I am currently working with GPU's and since they are expensive I want them to scale down and up depending on the load. However scaling up the cluster and preparing the node takes around 8 minutes since it installs the drivers and do some other preparation.
So to solve this problem, I want to let one node stay in idle state and autoscale the rest of the nodes. Is there any way to do it?
This way when a request comes, the idle node will take it and a new idle node will be created.
Thanks!
There are three different approaches:
1 - The 1st approach is entirely manual. This will help you keep a node in an idle state without incurring downtime for your application during the autoscaling process.
You would have to prevent one specific node from autosaling (let's call it "node A"). Create a new node and make replicas of the node A's pods to that new node. The node will be running while it is not part of the autoscaling process. Once the autoscaling process is complete, and the boot is finished, you may safely drain that node.
a.

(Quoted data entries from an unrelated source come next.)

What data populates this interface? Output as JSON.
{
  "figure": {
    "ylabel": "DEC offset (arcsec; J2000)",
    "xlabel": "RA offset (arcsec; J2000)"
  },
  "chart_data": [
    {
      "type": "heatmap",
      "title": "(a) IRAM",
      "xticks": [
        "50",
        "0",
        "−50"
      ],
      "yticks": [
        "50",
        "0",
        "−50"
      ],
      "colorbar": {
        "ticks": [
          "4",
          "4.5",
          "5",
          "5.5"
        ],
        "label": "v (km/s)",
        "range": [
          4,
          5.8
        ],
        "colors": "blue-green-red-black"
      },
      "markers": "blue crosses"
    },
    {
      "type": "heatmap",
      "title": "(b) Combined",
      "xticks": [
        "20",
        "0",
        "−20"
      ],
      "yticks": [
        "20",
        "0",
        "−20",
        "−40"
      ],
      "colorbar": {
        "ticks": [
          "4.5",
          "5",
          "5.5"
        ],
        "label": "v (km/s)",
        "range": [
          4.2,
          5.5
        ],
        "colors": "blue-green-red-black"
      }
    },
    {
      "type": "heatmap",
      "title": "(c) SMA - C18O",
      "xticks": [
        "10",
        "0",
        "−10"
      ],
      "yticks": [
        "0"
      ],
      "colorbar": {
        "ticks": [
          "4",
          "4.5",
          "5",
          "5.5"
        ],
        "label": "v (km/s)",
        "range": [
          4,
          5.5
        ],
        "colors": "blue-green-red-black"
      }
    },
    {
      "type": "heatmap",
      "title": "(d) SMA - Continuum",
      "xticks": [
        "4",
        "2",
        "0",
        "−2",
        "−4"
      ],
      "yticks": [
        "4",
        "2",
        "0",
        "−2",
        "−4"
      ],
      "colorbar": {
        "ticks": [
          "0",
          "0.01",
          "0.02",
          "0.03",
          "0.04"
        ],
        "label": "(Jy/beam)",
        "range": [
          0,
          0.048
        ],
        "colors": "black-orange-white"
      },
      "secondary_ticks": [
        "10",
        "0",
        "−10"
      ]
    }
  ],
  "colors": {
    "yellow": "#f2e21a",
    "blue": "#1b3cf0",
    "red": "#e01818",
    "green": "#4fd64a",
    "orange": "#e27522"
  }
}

Create a new node.
b. Prevent node A from evicting its pods by adding the annotation "cluster-autoscaler.kubernetes.io/safe-to-evict": "false"
c. Copy a replica of node A, make replicas of the pods into that new node.

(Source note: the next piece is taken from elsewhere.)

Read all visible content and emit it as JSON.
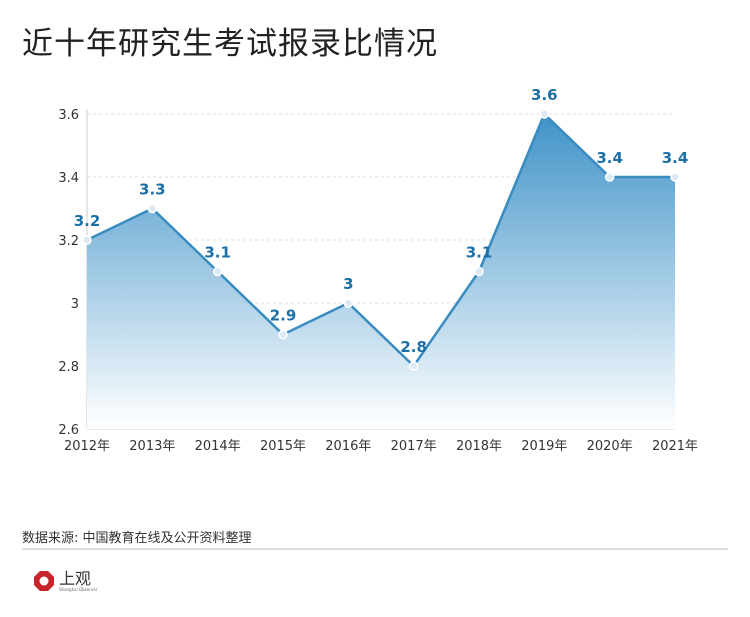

d. Once the autoscaler has scaled all the nodes, and the boot time has
completed, you may safely drain node A, and delete it.
2 - You could run a Pod Disruption Budget.
3 - If you would like to block the node A from being deleted when the autoscaler scales down, you could set the annotation "cluster-autoscaler.kubernetes.io/scale-down-disabled": "true" on one particular node. This only works during a scaling down process.